Réfugiés attendant d’être enregistrés à Berlin | Photo : Imago/IPON
Réfugiés attendant d’être enregistrés à Berlin | Photo : Imago/IPON

Les personnes figurant sur la liste allemande des pays "sûrs" ont rarement droit à l'asile. La Deutsche Welle s’est penchée sur les répercussions de cette liste sur le droit d'asile en Allemagne, ainsi que sur les raisons pour lesquelles certains remettent en cause sa pertinence.

La Constitution allemande définit comme "pays d'origine sûrs" les États dans lesquels, "[...] on peut conclure sans risque de se tromper qu'il n'y existe ni persécutions politiques ni peines ou traitements inhumains ou dégradants".

Les pays considérés par les autorités allemandes comme "sûrs" comprennent tous les États membres de l'UE ainsi qu'une liste des pays d'où sont généralement originaires les demandeurs d'asile en Allemagne - ce qui explique l'absence des États-Unis ou l'Australie, dont les habitants sont peu susceptibles d'être candidats à l'exil. Si le contexte sécuritaire ou politique d'un pays change le gouvernement allemand peut le "réévaluer" et promulguer un décret pour le retirer de la liste pour une période maximale de six mois. De même, un pays, qui n'y figurait pas, peut être ajouté à la liste après une évaluation de sécurité.

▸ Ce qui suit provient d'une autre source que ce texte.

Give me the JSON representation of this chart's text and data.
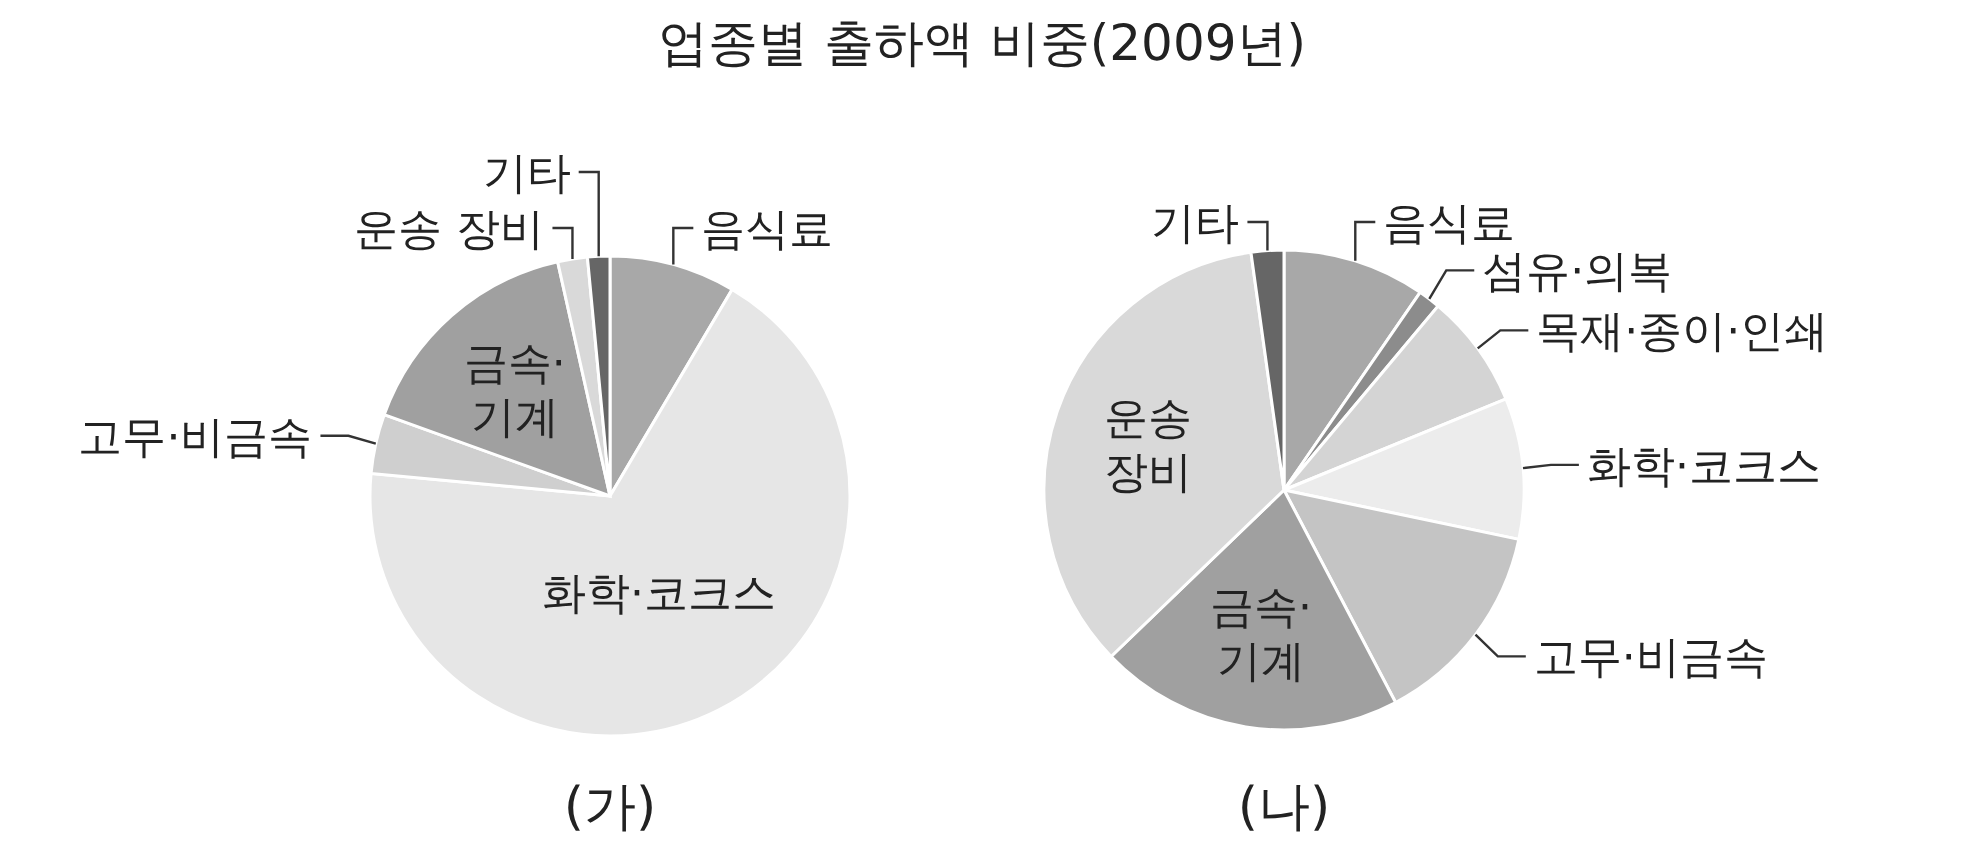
{
  "chart_data": [
    {
      "type": "pie",
      "title": "(가)",
      "annotations": [
        "업종별 출하액 비중(2009년)"
      ],
      "categories": [
        "음식료",
        "화학·코크스",
        "고무·비금속",
        "금속·기계",
        "운송 장비",
        "기타"
      ],
      "values": [
        8.5,
        68,
        4,
        16,
        2,
        1.5
      ],
      "colors": [
        "#a8a8a8",
        "#e6e6e6",
        "#cfcfcf",
        "#a0a0a0",
        "#d9d9d9",
        "#666666"
      ]
    },
    {
      "type": "pie",
      "title": "(나)",
      "categories": [
        "음식료",
        "섬유·의복",
        "목재·종이·인쇄",
        "화학·코크스",
        "고무·비금속",
        "금속·기계",
        "운송 장비",
        "기타"
      ],
      "values": [
        9.6,
        1.5,
        7.7,
        9.5,
        14,
        20.5,
        35,
        2.2
      ],
      "colors": [
        "#a8a8a8",
        "#8c8c8c",
        "#d4d4d4",
        "#ececec",
        "#c4c4c4",
        "#a0a0a0",
        "#d9d9d9",
        "#666666"
      ]
    }
  ]
}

La demande d'asile d'un ressortissant d'un "pays sûrs" a beaucoup moins de chances d’être acceptée. Ces demandeurs d'asile sont plus susceptibles d'être expulsées. Cette classification vise ainsi à accélérer les décisions des autorités allemandes en matière d'asile.

Cette "accélération" de traitement des dossiers suscite des critiques : les associations déplorent leur examen rapide et aussi le délai réservé pour faire appel - la loi allemande ne prévoit qu'une semaine pour faire réexaminer son dossier en cas de demande d'asile rejetée.

Quels sont les pays considérés comme sûrs ?

La liste des "pays sûrs" figure dans la loi sur l'asile et comprend actuellement :

- tous les États membres de l'UE

- le Ghana

- le Sénégal

- la Serbie

- l’ARYM (Ancienne République yougoslave de Macédoine)

- la Bosnie-Herzégovine

- l’Albanie

- le Kosovo

- le Monténégro

Le Bundesrat, la chambre haute du Parlement allemand, a rejeté un projet de loi visant à ajouter le Maroc, l'Algérie et la Tunisie à la liste des pays sûrs en 2017. La répression politique, le respect insuffisant des droits de l'Homme, y compris des droits LGBT, sont encore très répandus au Maghreb.

Zones sûres en Afghanistan

Le gouvernement allemand a reconnu comme "zones sûres" certaines zones géographiques de l'Afghanistan. Des expulsions vers l'Afghanistan ont donc été effectuées dans le cadre d'un accord bilatéral. 

Pourtant, des menaces sécuritaires persistent. Les statistiques de la Mission d'assistance des Nations Unies en Afghanistan (MANUA) montrent que presque autant de civils ont été tués à ce jour en 2018 qu'en 2017.

Le record de Seehofer

Les opposants à la politique allemande en matière d’asile disent que l'Afghanistan est trop dangereux pour que des gens y soient envoyés et qu'ils devraient être autorisés à rester en Allemagne.

Cette opposition s'est renforcée en juillet lorsque Jamal Nasser Mahmoudi, un jeune Afghan de 23 ans, s'est suicidé à son retour à Kaboul. L’événement tragique est survenu au lendemain d'une déclaration du ministre de l'Intérieur Horst Seehofer sur 69 déportations pour son 69e anniversaire. Une déclaration que beaucoup ont jugé cynique.     

Le droit allemand interdit l'expulsion de personnes menacées de mort ou de torture dans leur pays d'origine, en raison de leur race, religion, nationalité, opinion politique ou appartenance à un certain groupe social ou ethnique.